Specifiche, contratti … L’istruzione macchina per l’accesso al campo utilizza l’indirizzo dell’object più l’offset del campo. Poiché le classi possono implementare molte interfacce, non c’è modo di rendere il campo dell’interfaccia non finale lo stesso offset in tutte le classi che estendono questa interfaccia. Pertanto, è necessario implementare diversi meccanismi per l’accesso al campo: due accessi alla memoria (ottenga l’offset del campo, ottiene il valore del campo) invece di uno più mantenendo il tipo di tabella dei campi virtuali (analogamente alla tabella dei metodi virtuali). Immagino che non volessero complicare jvm per funzionalità che possono essere facilmente simulate tramite materiali esistenti (metodi).
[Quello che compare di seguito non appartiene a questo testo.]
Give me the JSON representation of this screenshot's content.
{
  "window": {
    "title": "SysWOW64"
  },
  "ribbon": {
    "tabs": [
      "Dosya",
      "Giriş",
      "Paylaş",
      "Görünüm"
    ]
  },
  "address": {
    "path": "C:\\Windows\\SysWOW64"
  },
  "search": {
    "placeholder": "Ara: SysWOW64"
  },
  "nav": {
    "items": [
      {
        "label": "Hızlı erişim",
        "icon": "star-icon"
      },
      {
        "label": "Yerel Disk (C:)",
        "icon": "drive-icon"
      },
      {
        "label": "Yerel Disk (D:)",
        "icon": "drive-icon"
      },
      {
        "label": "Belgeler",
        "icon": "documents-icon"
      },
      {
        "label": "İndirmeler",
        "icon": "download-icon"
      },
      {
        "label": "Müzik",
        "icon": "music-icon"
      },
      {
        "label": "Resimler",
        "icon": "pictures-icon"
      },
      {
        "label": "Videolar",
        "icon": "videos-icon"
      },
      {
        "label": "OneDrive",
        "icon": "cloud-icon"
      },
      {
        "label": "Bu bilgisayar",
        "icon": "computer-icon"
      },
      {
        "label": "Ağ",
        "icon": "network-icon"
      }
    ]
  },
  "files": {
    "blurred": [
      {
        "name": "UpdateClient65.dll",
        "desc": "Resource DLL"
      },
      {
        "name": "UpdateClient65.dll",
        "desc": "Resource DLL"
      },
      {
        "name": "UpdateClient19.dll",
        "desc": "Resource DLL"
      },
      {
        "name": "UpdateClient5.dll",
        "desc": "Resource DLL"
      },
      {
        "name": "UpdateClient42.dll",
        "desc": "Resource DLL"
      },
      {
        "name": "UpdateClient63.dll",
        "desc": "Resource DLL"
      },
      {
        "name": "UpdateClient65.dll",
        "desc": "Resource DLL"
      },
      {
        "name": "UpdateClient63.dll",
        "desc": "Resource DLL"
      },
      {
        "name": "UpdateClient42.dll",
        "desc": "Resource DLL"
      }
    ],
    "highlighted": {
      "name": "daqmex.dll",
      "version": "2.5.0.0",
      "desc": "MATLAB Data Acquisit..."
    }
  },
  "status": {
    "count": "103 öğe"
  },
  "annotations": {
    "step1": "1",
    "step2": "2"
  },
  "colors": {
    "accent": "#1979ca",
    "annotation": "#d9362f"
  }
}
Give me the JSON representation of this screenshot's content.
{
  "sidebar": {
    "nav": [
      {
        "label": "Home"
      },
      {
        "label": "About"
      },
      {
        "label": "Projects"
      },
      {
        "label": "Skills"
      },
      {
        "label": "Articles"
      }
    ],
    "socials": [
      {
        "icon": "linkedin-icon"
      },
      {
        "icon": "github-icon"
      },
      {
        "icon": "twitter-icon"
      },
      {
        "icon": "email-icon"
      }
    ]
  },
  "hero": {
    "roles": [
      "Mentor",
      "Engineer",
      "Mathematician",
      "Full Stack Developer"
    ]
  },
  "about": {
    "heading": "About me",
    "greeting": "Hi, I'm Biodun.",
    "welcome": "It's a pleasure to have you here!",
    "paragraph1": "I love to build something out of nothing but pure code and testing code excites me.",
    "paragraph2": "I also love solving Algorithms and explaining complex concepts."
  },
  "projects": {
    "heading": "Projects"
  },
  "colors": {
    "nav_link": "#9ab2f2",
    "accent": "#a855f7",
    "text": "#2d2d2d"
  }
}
In scala possiamo avere campi nelle interfacce, sebbene internamente siano implementati come ho spiegato sopra (come metodi).

static :

Qualsiasi cosa (variabile o metodo) che sia static in Java può essere invocata come Classname.variablename o Classname.methodname o direttamente. Non è obbligatorio invocarlo solo utilizzando il nome dell’object.

Nell’interfaccia, gli oggetti non possono essere dichiarati e static rende ansible invocare variabili solo attraverso il nome della class senza la necessità del nome dell’object.

final :

Aiuta a mantenere un valore costante per una variabile in quanto non può essere sovrascritta nelle sue sottoclassi.